Noch einmal geht es vorbei an Cádiz und zwischen den Dörfern blitzt immer wieder das Meer auf.
Das verleitet uns dazu, an einem dubiosen Parkplatz anzuhalten, der aussieht, als würde uns gleich jemand die Fenster einschlagen und unsere Olivenvorräte aus dem Fußraum klauen. Wir springen dennoch aus dem Wagen und rennen ins Meer. Die Wellen kochen hoch und das Salzwasser schlägt uns ins Gesicht. Was für eine wunderbare Abkühlung! In Badesachen setzen wir uns wieder hinter das Steuer. Damit sind wir auch gleich typisch spanisch gekleidet, denn hier ist in dieser Hinsicht weniger offenbar mehr. Eine halbe Stunde später breitet sich der Playa Bolonia vor uns aus – einer der schönsten Strände Andalusiens. Auch hier solltet ihr ein paar Kilometer vom Ort entfernt an einem ruhigeren Abschnitt des Strandes parken, um nicht von 200 bunten Sonnenschirmen und brüllenden Touristen überrannt zu werden. Dem zu entgehen, ist aber kein Problem, denn der Playa Bolonia ist knapp sieben Kilometer lang und wir finden eine sehr ruhige Stelle trotz Hauptsaison. Auf der Ostseite gibt es eine 30 Meter hohe Düne, die wir uns jedoch nur von Weitem ansehen, da wir mit Schwimmen, Eisessen und Verbrennungen dritten Grades beschäftigt sind, weil Alex vergessen hat, seinen Rücken richtig einzucremen.
Unser letzter Halt ist Tarifa. Wie eine lange Nase ragt das europäische Festland in die Schneise zwischen Atlantik und Mittelmeer. Am gegenüberliegenden Ufer türmen sich hellbraune, majestätische Bergformationen auf. „Ich das Afrika?“, frage ich atemlose gegen den tosenden Wind, während ich Haare und Sand zwischen den Zähnen habe. Es ist Afrika. Ein unglaublicher Moment. Nur wenige Kilometer entfernt liegt ein ganz anderer Kontinent mit all seinen Problemen, Kulturen, Eigenheiten, Landschaften und seiner Schönheit.
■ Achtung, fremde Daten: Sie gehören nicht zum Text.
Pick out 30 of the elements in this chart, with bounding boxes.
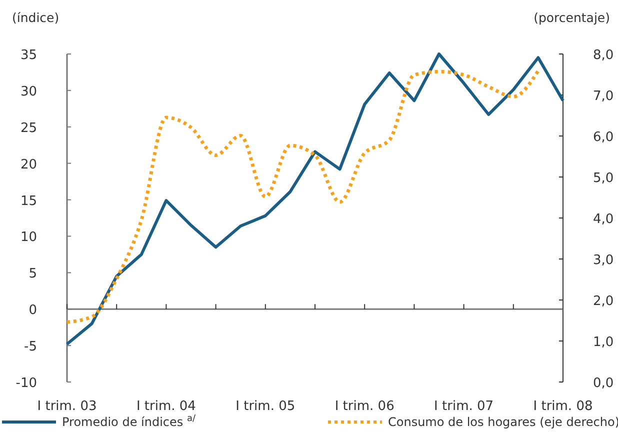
y2-tick-label: 1,0 — [593, 335, 614, 350]
y-tick-label: 0 — [28, 303, 37, 318]
y-tick-label: 35 — [20, 48, 37, 63]
y2-tick-label: 0,0 — [593, 376, 614, 391]
line-series — [65, 69, 540, 324]
y2-tick-label: 6,0 — [593, 130, 614, 145]
x-tick-label: I trim. 06 — [334, 399, 394, 414]
x-tick-label: I trim. 08 — [533, 399, 593, 414]
x-tick-label: I trim. 07 — [434, 399, 494, 414]
y2-tick-label: 8,0 — [593, 48, 614, 63]
y-tick-label: 20 — [20, 157, 37, 172]
y-tick-label: 30 — [20, 84, 37, 100]
x-tick-label: I trim. 03 — [37, 399, 97, 414]
y-tick-label: 5 — [28, 266, 37, 282]
x-tick-label: I trim. 04 — [136, 399, 196, 414]
y-tick-label: -5 — [24, 340, 37, 355]
y2-axis-title: (porcentaje) — [534, 10, 610, 25]
x-tick-label: I trim. 05 — [236, 399, 296, 414]
y-axis-title: (índice) — [12, 10, 60, 25]
line-series — [66, 52, 564, 346]
y2-tick-label: 7,0 — [593, 89, 614, 104]
y-tick-label: 15 — [20, 194, 37, 209]
y2-tick-label: 5,0 — [593, 171, 614, 186]
y-tick-label: -10 — [16, 376, 37, 391]
y2-tick-label: 3,0 — [593, 253, 614, 268]
y2-tick-label: 2,0 — [593, 294, 614, 309]
y-tick-label: 25 — [20, 120, 37, 136]
legend-label: Promedio de índices $^{a/}$ — [62, 414, 196, 429]
y2-tick-label: 4,0 — [593, 212, 614, 227]
y-tick-label: 10 — [20, 230, 37, 246]
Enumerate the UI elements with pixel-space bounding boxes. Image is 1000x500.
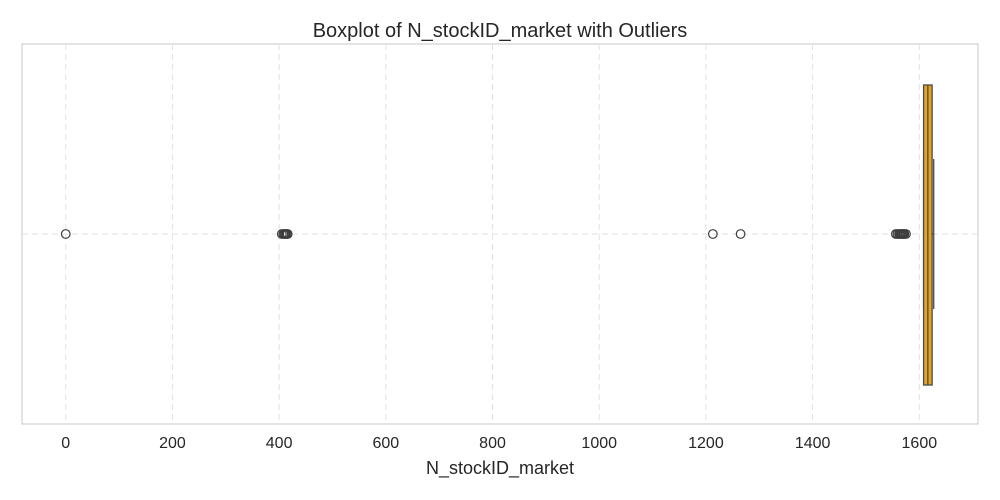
x-tick-label: 1600 (902, 435, 938, 452)
plot-area (21, 43, 979, 425)
x-tick-label: 0 (61, 435, 70, 452)
x-axis-label: N_stockID_market (426, 458, 574, 479)
outlier-point (282, 229, 293, 239)
x-tick-label: 1200 (688, 435, 724, 452)
x-tick-label: 400 (266, 435, 293, 452)
outlier-point (60, 229, 71, 239)
x-tick-label: 1000 (581, 435, 617, 452)
x-tick-label: 800 (479, 435, 506, 452)
outlier-points (60, 229, 911, 239)
x-tick-label: 1400 (795, 435, 831, 452)
box-group (922, 84, 935, 386)
outlier-point (901, 229, 911, 239)
outlier-point (707, 229, 718, 239)
x-axis-ticks: 0 200 400 600 800 1000 1200 1400 1600 (61, 435, 937, 452)
x-tick-label: 200 (159, 435, 186, 452)
x-tick-label: 600 (372, 435, 399, 452)
outlier-point (735, 229, 746, 239)
chart-title: Boxplot of N_stockID_market with Outlier… (313, 20, 688, 42)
Wir befinden uns am südlichsten Punkt Europas (Festland) und saugen die Atmosphäre zwischen den Meeren und Welten auf wie nasser Seetang.
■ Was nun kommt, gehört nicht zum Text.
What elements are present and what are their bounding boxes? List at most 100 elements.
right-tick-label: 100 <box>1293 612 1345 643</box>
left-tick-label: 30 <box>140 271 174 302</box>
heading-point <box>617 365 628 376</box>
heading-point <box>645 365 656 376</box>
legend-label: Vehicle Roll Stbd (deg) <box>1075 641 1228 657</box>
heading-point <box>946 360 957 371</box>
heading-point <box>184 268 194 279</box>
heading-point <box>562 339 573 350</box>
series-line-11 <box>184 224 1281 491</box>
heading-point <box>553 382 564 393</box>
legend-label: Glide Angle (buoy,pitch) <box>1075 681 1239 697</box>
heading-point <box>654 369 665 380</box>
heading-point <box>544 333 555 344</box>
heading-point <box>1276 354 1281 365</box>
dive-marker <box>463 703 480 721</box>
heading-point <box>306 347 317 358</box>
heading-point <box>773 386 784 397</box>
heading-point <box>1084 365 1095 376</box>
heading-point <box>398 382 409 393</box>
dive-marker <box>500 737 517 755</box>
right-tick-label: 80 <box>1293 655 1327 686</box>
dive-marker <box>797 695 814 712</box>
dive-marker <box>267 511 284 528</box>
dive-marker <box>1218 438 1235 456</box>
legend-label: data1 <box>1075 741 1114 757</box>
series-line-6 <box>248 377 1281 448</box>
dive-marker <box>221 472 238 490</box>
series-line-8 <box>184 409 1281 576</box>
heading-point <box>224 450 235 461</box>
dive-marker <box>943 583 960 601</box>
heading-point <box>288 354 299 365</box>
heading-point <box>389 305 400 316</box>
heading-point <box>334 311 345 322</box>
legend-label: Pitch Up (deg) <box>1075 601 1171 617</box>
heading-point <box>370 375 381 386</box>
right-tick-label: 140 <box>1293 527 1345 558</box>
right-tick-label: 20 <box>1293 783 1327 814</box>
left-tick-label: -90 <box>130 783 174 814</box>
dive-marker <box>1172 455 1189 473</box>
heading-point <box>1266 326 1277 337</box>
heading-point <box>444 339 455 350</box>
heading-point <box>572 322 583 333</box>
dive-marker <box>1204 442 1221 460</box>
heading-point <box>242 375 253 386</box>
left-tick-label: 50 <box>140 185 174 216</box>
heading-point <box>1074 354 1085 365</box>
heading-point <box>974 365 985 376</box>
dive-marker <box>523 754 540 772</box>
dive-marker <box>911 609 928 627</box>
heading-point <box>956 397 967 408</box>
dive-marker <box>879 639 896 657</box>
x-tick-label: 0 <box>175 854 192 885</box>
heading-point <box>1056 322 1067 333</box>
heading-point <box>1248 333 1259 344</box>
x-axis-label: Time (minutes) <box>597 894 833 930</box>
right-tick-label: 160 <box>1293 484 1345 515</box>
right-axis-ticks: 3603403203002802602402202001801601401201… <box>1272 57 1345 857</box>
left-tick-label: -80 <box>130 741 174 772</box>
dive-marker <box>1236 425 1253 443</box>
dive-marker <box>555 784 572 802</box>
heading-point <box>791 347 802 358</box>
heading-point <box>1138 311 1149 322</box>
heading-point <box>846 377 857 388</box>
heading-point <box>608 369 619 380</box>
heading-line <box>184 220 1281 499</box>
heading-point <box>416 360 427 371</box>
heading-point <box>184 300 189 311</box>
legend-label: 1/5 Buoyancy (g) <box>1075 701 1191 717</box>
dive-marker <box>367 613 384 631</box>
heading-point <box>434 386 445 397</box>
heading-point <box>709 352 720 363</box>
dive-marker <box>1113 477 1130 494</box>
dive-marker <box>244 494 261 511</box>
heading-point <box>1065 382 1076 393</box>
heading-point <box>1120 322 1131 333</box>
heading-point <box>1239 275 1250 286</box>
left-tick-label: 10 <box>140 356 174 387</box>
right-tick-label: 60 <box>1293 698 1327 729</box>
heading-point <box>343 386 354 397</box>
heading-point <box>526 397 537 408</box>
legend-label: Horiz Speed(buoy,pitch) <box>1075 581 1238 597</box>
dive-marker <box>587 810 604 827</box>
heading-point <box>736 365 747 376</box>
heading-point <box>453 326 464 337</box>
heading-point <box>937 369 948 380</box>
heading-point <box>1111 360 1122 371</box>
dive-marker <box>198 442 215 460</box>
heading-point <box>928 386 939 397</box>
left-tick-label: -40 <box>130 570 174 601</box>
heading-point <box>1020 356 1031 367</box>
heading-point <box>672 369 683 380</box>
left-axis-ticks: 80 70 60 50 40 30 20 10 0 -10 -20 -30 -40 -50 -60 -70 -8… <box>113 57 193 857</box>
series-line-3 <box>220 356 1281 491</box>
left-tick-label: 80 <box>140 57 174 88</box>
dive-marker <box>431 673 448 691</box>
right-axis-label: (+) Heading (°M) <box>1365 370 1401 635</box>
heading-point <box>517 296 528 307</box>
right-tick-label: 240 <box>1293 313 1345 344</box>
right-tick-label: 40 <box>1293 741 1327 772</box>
Ein paar Meilen weiter liegt ein fantastischer Aussichtspunkt, der El Mirador del Estrecho. Violett, blassgrau und rosa legt sich das Tuch des Abendhimmels über beide Erdteile. Im Gras rascheln riesige Grillen und die trockenen Halme streichen wie Saiten einer Geige aneinander. Ich stelle mich auf die niedrige Mauer und spüre die Magie dieses Moments ganz tief im Herzen. Reisen ist und bleibt eine Pralinenschachtel – bittersüß und wunderschön und jedes Mal wieder eine Überraschung, die dich überwältigt und für dein Leben beeindruckt.